Sur la question de l’autorité chargée de décider le blocage, l’attribution de la compétence au juge judiciaire proposée par certains soulève deux séries de difficultés, les unes d’ordre pratique, les autres de principe.
Au plan pratique, la procédure judiciaire implique une assignation spécifique et une audience pour chaque instance dont le juge sera saisi, afin de respecter le principe du contradictoire. Or l’on sait que le contournement du blocage passera notamment par la duplication de « sites miroir » après blocage d’un premier site. Il ne me paraît pas possible d’obtenir une efficacité suffisante dans la « traque » de ces sites, compte tenu des garanties procédurales inhérentes à toute procédure judiciaire, sauf à réduire ces garanties, ce qui ne serait évidemment pas acceptable.
Au plan des principes, compte tenu de l’importance prise aujourd’hui par internet et des troubles à l’ordre public que l’expression sur internet peut engendrer, la lutte contre les propos appelant au terrorisme sur internet doit pouvoir relever de la police administrative.
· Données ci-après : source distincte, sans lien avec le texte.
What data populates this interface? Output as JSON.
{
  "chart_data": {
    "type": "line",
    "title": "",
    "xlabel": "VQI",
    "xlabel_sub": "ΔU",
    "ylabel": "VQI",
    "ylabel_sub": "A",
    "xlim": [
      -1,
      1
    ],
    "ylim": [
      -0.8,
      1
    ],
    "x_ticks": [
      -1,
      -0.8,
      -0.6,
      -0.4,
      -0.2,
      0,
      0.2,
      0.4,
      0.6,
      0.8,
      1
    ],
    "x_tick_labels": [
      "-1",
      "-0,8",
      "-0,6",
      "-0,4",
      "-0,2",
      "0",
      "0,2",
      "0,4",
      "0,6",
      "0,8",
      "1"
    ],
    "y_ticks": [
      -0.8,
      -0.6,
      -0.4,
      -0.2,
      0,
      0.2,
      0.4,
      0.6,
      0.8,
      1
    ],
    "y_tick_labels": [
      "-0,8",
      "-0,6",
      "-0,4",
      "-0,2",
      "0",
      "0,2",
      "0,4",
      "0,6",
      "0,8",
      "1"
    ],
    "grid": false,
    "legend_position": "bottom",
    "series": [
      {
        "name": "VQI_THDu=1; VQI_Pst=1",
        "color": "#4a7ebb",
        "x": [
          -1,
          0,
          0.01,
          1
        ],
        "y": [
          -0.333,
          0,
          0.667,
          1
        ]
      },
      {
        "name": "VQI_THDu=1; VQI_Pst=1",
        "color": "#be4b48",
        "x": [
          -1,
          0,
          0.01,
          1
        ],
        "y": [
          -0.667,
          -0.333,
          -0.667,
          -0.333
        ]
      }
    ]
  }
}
Aujourd’hui, l’autorité administrative peut interdire une manifestation, un spectacle, voire ordonner la saisie d’un journal – certes, dans des conditions très strictes –, pour prévenir des troubles à l’ordre public : ce que l’autorité administrative peut faire dans la sphère réelle pour protéger l’ordre public, elle doit également pouvoir le faire dans la sphère numérique. Pour ces deux raisons, je considère que le blocage des sites doit relever de l’autorité administrative.